The Higher Education Funding Council for England is due to release on 1 March full details of the impact element of the inaugural REF, following a pilot assessment exercise that was run last year.
In a report published last November, the pilot panels, made up of roughly equal numbers of academics and “users” of research, said Hefce’s proposed assessment methodology based on case studies was appropriate for all subjects.
They also endorsed the use of a common impact weighting across all disciplines.
But the funding council is expected to respond to calls for the weighting to be less than 25 per cent for the first REF, which will be run in 2014 and used to distribute about ?1.5 billion in annual quality-related research funding.
Last year’s report, Research Excellence Framework Impact Pilot Exercise: Findings of the Expert Panels, said that the weighting should be “sufficient to ensure it is taken seriously” but not so high as to undermine confidence in the REF due to impact’s “developmental” nature.
The pilot exercise involved 29 institutions, which submitted case studies to panels in English, physics, medicine, social work and social policy, and earth systems and environmental sciences.
The exercise also appears to have assuaged government doubts about the impact element.

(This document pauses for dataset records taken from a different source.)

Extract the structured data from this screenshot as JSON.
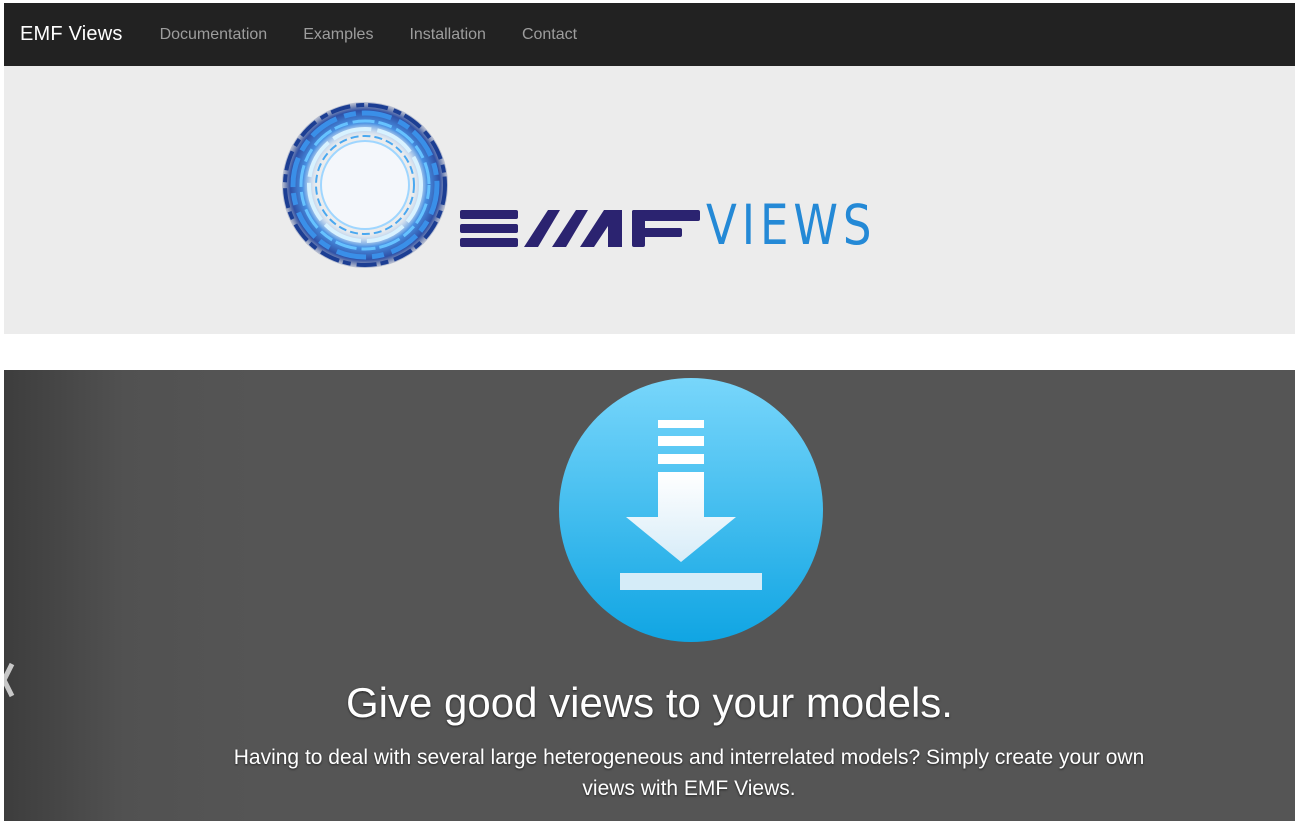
{
  "navbar": {
    "brand": "EMF Views",
    "links": [
      "Documentation",
      "Examples",
      "Installation",
      "Contact"
    ]
  },
  "banner": {
    "logo_text_emf": "EMF",
    "logo_text_views": "VIEWS",
    "icons": [
      "ring-logo-icon"
    ]
  },
  "carousel": {
    "icon": "download-icon",
    "title": "Give good views to your models.",
    "text": "Having to deal with several large heterogeneous and interrelated models? Simply create your own views with EMF Views.",
    "prev_icon": "chevron-left-icon"
  },
  "colors": {
    "navbar_bg": "#222222",
    "nav_link": "#9d9d9d",
    "banner_bg": "#ececec",
    "logo_dark": "#2b2370",
    "logo_blue": "#2489d6",
    "carousel_bg": "#555555",
    "download_circle": "#3ab7ec"
  }
}
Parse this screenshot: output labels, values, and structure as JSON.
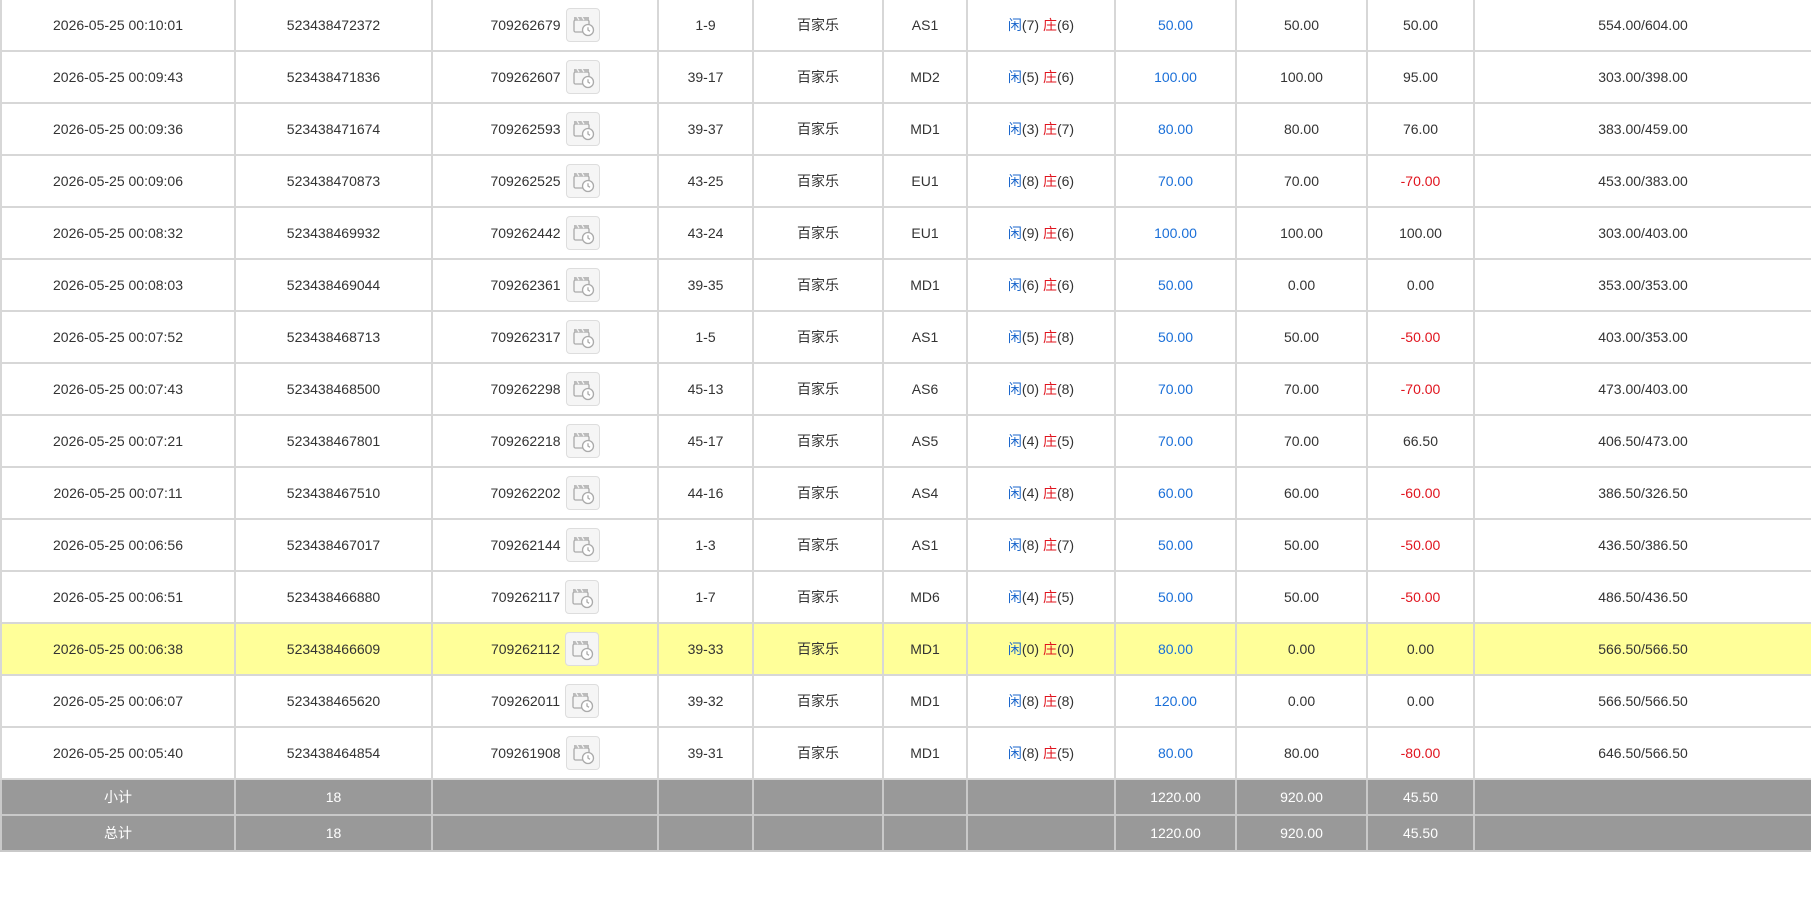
{
  "labels": {
    "player": "闲",
    "banker": "庄"
  },
  "rows": [
    {
      "time": "2026-05-25 00:10:01",
      "bet_id": "523438472372",
      "game_id": "709262679",
      "shoe": "1-9",
      "game": "百家乐",
      "table": "AS1",
      "player": "(7)",
      "banker": "(6)",
      "bet": "50.00",
      "valid": "50.00",
      "win": "50.00",
      "balance": "554.00/604.00"
    },
    {
      "time": "2026-05-25 00:09:43",
      "bet_id": "523438471836",
      "game_id": "709262607",
      "shoe": "39-17",
      "game": "百家乐",
      "table": "MD2",
      "player": "(5)",
      "banker": "(6)",
      "bet": "100.00",
      "valid": "100.00",
      "win": "95.00",
      "balance": "303.00/398.00"
    },
    {
      "time": "2026-05-25 00:09:36",
      "bet_id": "523438471674",
      "game_id": "709262593",
      "shoe": "39-37",
      "game": "百家乐",
      "table": "MD1",
      "player": "(3)",
      "banker": "(7)",
      "bet": "80.00",
      "valid": "80.00",
      "win": "76.00",
      "balance": "383.00/459.00"
    },
    {
      "time": "2026-05-25 00:09:06",
      "bet_id": "523438470873",
      "game_id": "709262525",
      "shoe": "43-25",
      "game": "百家乐",
      "table": "EU1",
      "player": "(8)",
      "banker": "(6)",
      "bet": "70.00",
      "valid": "70.00",
      "win": "-70.00",
      "balance": "453.00/383.00"
    },
    {
      "time": "2026-05-25 00:08:32",
      "bet_id": "523438469932",
      "game_id": "709262442",
      "shoe": "43-24",
      "game": "百家乐",
      "table": "EU1",
      "player": "(9)",
      "banker": "(6)",
      "bet": "100.00",
      "valid": "100.00",
      "win": "100.00",
      "balance": "303.00/403.00"
    },
    {
      "time": "2026-05-25 00:08:03",
      "bet_id": "523438469044",
      "game_id": "709262361",
      "shoe": "39-35",
      "game": "百家乐",
      "table": "MD1",
      "player": "(6)",
      "banker": "(6)",
      "bet": "50.00",
      "valid": "0.00",
      "win": "0.00",
      "balance": "353.00/353.00"
    },
    {
      "time": "2026-05-25 00:07:52",
      "bet_id": "523438468713",
      "game_id": "709262317",
      "shoe": "1-5",
      "game": "百家乐",
      "table": "AS1",
      "player": "(5)",
      "banker": "(8)",
      "bet": "50.00",
      "valid": "50.00",
      "win": "-50.00",
      "balance": "403.00/353.00"
    },
    {
      "time": "2026-05-25 00:07:43",
      "bet_id": "523438468500",
      "game_id": "709262298",
      "shoe": "45-13",
      "game": "百家乐",
      "table": "AS6",
      "player": "(0)",
      "banker": "(8)",
      "bet": "70.00",
      "valid": "70.00",
      "win": "-70.00",
      "balance": "473.00/403.00"
    },
    {
      "time": "2026-05-25 00:07:21",
      "bet_id": "523438467801",
      "game_id": "709262218",
      "shoe": "45-17",
      "game": "百家乐",
      "table": "AS5",
      "player": "(4)",
      "banker": "(5)",
      "bet": "70.00",
      "valid": "70.00",
      "win": "66.50",
      "balance": "406.50/473.00"
    },
    {
      "time": "2026-05-25 00:07:11",
      "bet_id": "523438467510",
      "game_id": "709262202",
      "shoe": "44-16",
      "game": "百家乐",
      "table": "AS4",
      "player": "(4)",
      "banker": "(8)",
      "bet": "60.00",
      "valid": "60.00",
      "win": "-60.00",
      "balance": "386.50/326.50"
    },
    {
      "time": "2026-05-25 00:06:56",
      "bet_id": "523438467017",
      "game_id": "709262144",
      "shoe": "1-3",
      "game": "百家乐",
      "table": "AS1",
      "player": "(8)",
      "banker": "(7)",
      "bet": "50.00",
      "valid": "50.00",
      "win": "-50.00",
      "balance": "436.50/386.50"
    },
    {
      "time": "2026-05-25 00:06:51",
      "bet_id": "523438466880",
      "game_id": "709262117",
      "shoe": "1-7",
      "game": "百家乐",
      "table": "MD6",
      "player": "(4)",
      "banker": "(5)",
      "bet": "50.00",
      "valid": "50.00",
      "win": "-50.00",
      "balance": "486.50/436.50"
    },
    {
      "time": "2026-05-25 00:06:38",
      "bet_id": "523438466609",
      "game_id": "709262112",
      "shoe": "39-33",
      "game": "百家乐",
      "table": "MD1",
      "player": "(0)",
      "banker": "(0)",
      "bet": "80.00",
      "valid": "0.00",
      "win": "0.00",
      "balance": "566.50/566.50",
      "highlight": true
    },
    {
      "time": "2026-05-25 00:06:07",
      "bet_id": "523438465620",
      "game_id": "709262011",
      "shoe": "39-32",
      "game": "百家乐",
      "table": "MD1",
      "player": "(8)",
      "banker": "(8)",
      "bet": "120.00",
      "valid": "0.00",
      "win": "0.00",
      "balance": "566.50/566.50"
    },
    {
      "time": "2026-05-25 00:05:40",
      "bet_id": "523438464854",
      "game_id": "709261908",
      "shoe": "39-31",
      "game": "百家乐",
      "table": "MD1",
      "player": "(8)",
      "banker": "(5)",
      "bet": "80.00",
      "valid": "80.00",
      "win": "-80.00",
      "balance": "646.50/566.50"
    }
  ],
  "subtotal": {
    "label": "小计",
    "count": "18",
    "bet": "1220.00",
    "valid": "920.00",
    "win": "45.50"
  },
  "total": {
    "label": "总计",
    "count": "18",
    "bet": "1220.00",
    "valid": "920.00",
    "win": "45.50"
  },
  "colors": {
    "player": "#1a66cc",
    "banker": "#e0141e",
    "bet_amount": "#1a6fd8",
    "loss": "#e0141e",
    "highlight_row": "#ffff99",
    "summary_row": "#999999"
  },
  "icons": {
    "replay": "video-replay-icon"
  }
}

When he entered office last year, David Willetts, the universities and science minister, postponed the REF by a year to permit further consideration of whether an impact assessment method could be found that was “robust” and commanded the confidence of the academic community.
Hefce must also decide whether to adopt the pilot exercise’s requirement for one case study for every 10 academics, drawing on research carried out over the previous 15 years that has had an impact in the previous six.
The physics panel called for all research carried out in the past 25 years to be eligible for assessment.